There is a theme running through the first session this morning: There are a lot of companies gunning for GooTube. Douglas Warshaw showed off Motionbox which definitely builds on YouTube. Just yesterday as I was uploading video to YouTube, I was wishing that they had some simple editing tools. All I wanted to do was to ‘top and tail’ the video, cut off the bit where I told the person I was interviewing that we were recording. Motionbox allows that.

The web is truly becoming a platform, and these new video services definitely show that.
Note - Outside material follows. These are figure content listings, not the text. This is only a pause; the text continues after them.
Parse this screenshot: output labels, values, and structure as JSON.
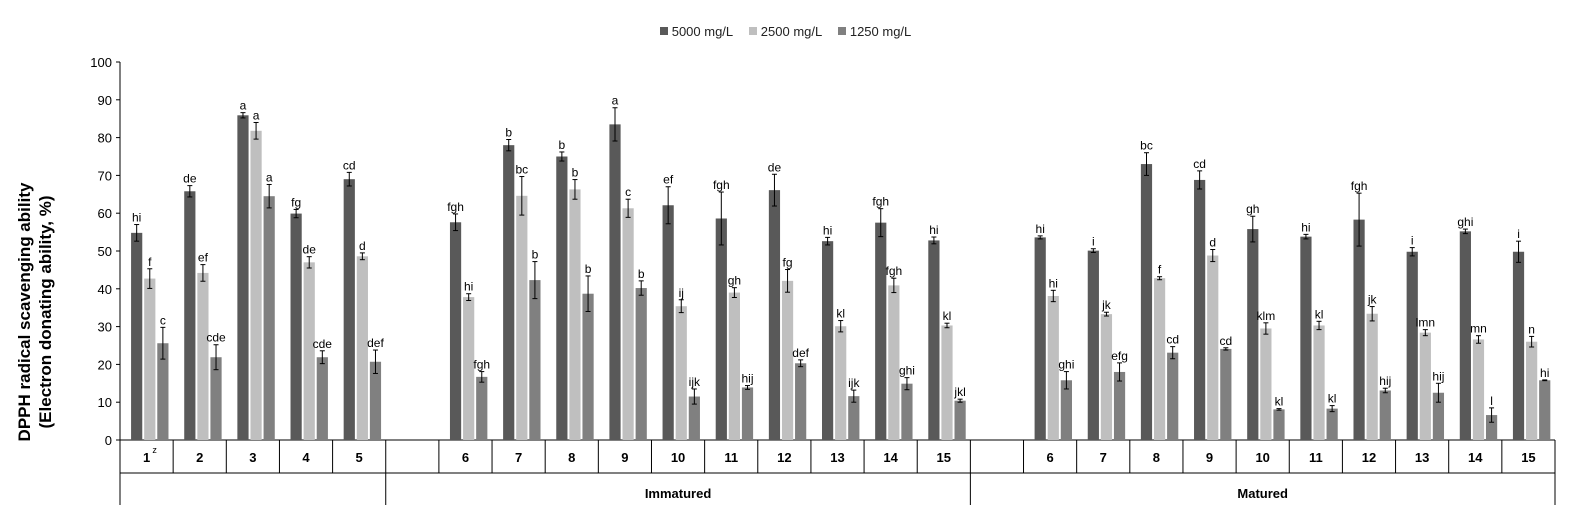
{
  "chart_data": {
    "type": "bar",
    "ylabel_line1": "DPPH radical scavenging ability",
    "ylabel_line2": "(Electron donating ability, %)",
    "ylim": [
      0,
      100
    ],
    "yticks": [
      "0",
      "10",
      "20",
      "30",
      "40",
      "50",
      "60",
      "70",
      "80",
      "90",
      "100"
    ],
    "legend_position": "top-center",
    "series": [
      {
        "name": "5000 mg/L",
        "color": "#595959"
      },
      {
        "name": "2500 mg/L",
        "color": "#bfbfbf"
      },
      {
        "name": "1250 mg/L",
        "color": "#808080"
      }
    ],
    "groups": [
      {
        "name": "",
        "categories": [
          "1",
          "2",
          "3",
          "4",
          "5"
        ]
      },
      {
        "name": "Immatured",
        "categories": [
          "6",
          "7",
          "8",
          "9",
          "10",
          "11",
          "12",
          "13",
          "14",
          "15"
        ]
      },
      {
        "name": "Matured",
        "categories": [
          "6",
          "7",
          "8",
          "9",
          "10",
          "11",
          "12",
          "13",
          "14",
          "15"
        ]
      }
    ],
    "superscript_note": {
      "category_index": 0,
      "text": "z"
    },
    "data": [
      {
        "values": [
          54.8,
          42.7,
          25.6
        ],
        "errors": [
          2.2,
          2.6,
          4.2
        ],
        "labels": [
          "hi",
          "f",
          "c"
        ]
      },
      {
        "values": [
          65.8,
          44.2,
          21.9
        ],
        "errors": [
          1.5,
          2.2,
          3.3
        ],
        "labels": [
          "de",
          "ef",
          "cde"
        ]
      },
      {
        "values": [
          85.9,
          81.8,
          64.5
        ],
        "errors": [
          0.7,
          2.2,
          3.1
        ],
        "labels": [
          "a",
          "a",
          "a"
        ]
      },
      {
        "values": [
          59.9,
          47.0,
          21.9
        ],
        "errors": [
          1.1,
          1.5,
          1.7
        ],
        "labels": [
          "fg",
          "de",
          "cde"
        ]
      },
      {
        "values": [
          69.0,
          48.6,
          20.7
        ],
        "errors": [
          1.8,
          0.9,
          3.1
        ],
        "labels": [
          "cd",
          "d",
          "def"
        ]
      },
      {
        "values": [
          57.6,
          37.8,
          16.7
        ],
        "errors": [
          2.2,
          0.9,
          1.4
        ],
        "labels": [
          "fgh",
          "hi",
          "fgh"
        ]
      },
      {
        "values": [
          78.0,
          64.6,
          42.3
        ],
        "errors": [
          1.5,
          5.1,
          4.9
        ],
        "labels": [
          "b",
          "bc",
          "b"
        ]
      },
      {
        "values": [
          75.0,
          66.3,
          38.7
        ],
        "errors": [
          1.2,
          2.6,
          4.7
        ],
        "labels": [
          "b",
          "b",
          "b"
        ]
      },
      {
        "values": [
          83.5,
          61.3,
          40.2
        ],
        "errors": [
          4.4,
          2.4,
          1.9
        ],
        "labels": [
          "a",
          "c",
          "b"
        ]
      },
      {
        "values": [
          62.1,
          35.4,
          11.5
        ],
        "errors": [
          4.9,
          1.7,
          2.0
        ],
        "labels": [
          "ef",
          "ij",
          "ijk"
        ]
      },
      {
        "values": [
          58.6,
          39.0,
          13.9
        ],
        "errors": [
          7.0,
          1.3,
          0.5
        ],
        "labels": [
          "fgh",
          "gh",
          "hij"
        ]
      },
      {
        "values": [
          66.1,
          42.1,
          20.3
        ],
        "errors": [
          4.2,
          3.0,
          0.9
        ],
        "labels": [
          "de",
          "fg",
          "def"
        ]
      },
      {
        "values": [
          52.6,
          30.1,
          11.6
        ],
        "errors": [
          1.0,
          1.5,
          1.6
        ],
        "labels": [
          "hi",
          "kl",
          "ijk"
        ]
      },
      {
        "values": [
          57.5,
          40.9,
          14.9
        ],
        "errors": [
          3.7,
          1.9,
          1.6
        ],
        "labels": [
          "fgh",
          "fgh",
          "ghi"
        ]
      },
      {
        "values": [
          52.8,
          30.3,
          10.4
        ],
        "errors": [
          0.9,
          0.6,
          0.4
        ],
        "labels": [
          "hi",
          "kl",
          "jkl"
        ]
      },
      {
        "values": [
          53.6,
          38.1,
          15.8
        ],
        "errors": [
          0.4,
          1.5,
          2.3
        ],
        "labels": [
          "hi",
          "hi",
          "ghi"
        ]
      },
      {
        "values": [
          50.1,
          33.3,
          18.0
        ],
        "errors": [
          0.5,
          0.5,
          2.4
        ],
        "labels": [
          "i",
          "jk",
          "efg"
        ]
      },
      {
        "values": [
          73.0,
          42.8,
          23.1
        ],
        "errors": [
          3.0,
          0.4,
          1.6
        ],
        "labels": [
          "bc",
          "f",
          "cd"
        ]
      },
      {
        "values": [
          68.8,
          48.8,
          24.1
        ],
        "errors": [
          2.4,
          1.6,
          0.3
        ],
        "labels": [
          "cd",
          "d",
          "cd"
        ]
      },
      {
        "values": [
          55.8,
          29.5,
          8.1
        ],
        "errors": [
          3.4,
          1.5,
          0.2
        ],
        "labels": [
          "gh",
          "klm",
          "kl"
        ]
      },
      {
        "values": [
          53.8,
          30.3,
          8.3
        ],
        "errors": [
          0.6,
          1.1,
          0.8
        ],
        "labels": [
          "hi",
          "kl",
          "kl"
        ]
      },
      {
        "values": [
          58.3,
          33.4,
          13.1
        ],
        "errors": [
          7.0,
          1.9,
          0.6
        ],
        "labels": [
          "fgh",
          "jk",
          "hij"
        ]
      },
      {
        "values": [
          49.8,
          28.4,
          12.5
        ],
        "errors": [
          1.1,
          0.8,
          2.5
        ],
        "labels": [
          "i",
          "lmn",
          "hij"
        ]
      },
      {
        "values": [
          55.2,
          26.6,
          6.6
        ],
        "errors": [
          0.6,
          1.0,
          1.9
        ],
        "labels": [
          "ghi",
          "mn",
          "l"
        ]
      },
      {
        "values": [
          49.8,
          26.0,
          15.8
        ],
        "errors": [
          2.8,
          1.4,
          0.1
        ],
        "labels": [
          "i",
          "n",
          "hi"
        ]
      }
    ]
  }
}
Motionbox generates a series of thumbnails that make scanning and editing video easier.

Douglas was pitching Motionbox to media companies who wanted to set up a service to take in videos from their audience. One of the most problems that companies face in opening up to a lot of video is evaluating all of the material. Creating a stream of thumbnails allow editors to quickly scan video.

Rodrigo Sepulveda-Schulz of vpod.tv allows companies or people to set up their own online TV channel. The tools were very elegant, especially when you consider that it was all done within a web browser. It’s was like embedding iMovie in a web browser. Before broadband, this would have been impossible, but it also showed how far interface design online is evolving.

Video clips are just drag-and-dropped into a channel schedule. Sites on vpod.tv can be ‘reskinned’ at the click of a button, just selecting a drop down menu, the entire look of the site changes. These tools are going to allow a lot of entrants into the online video business.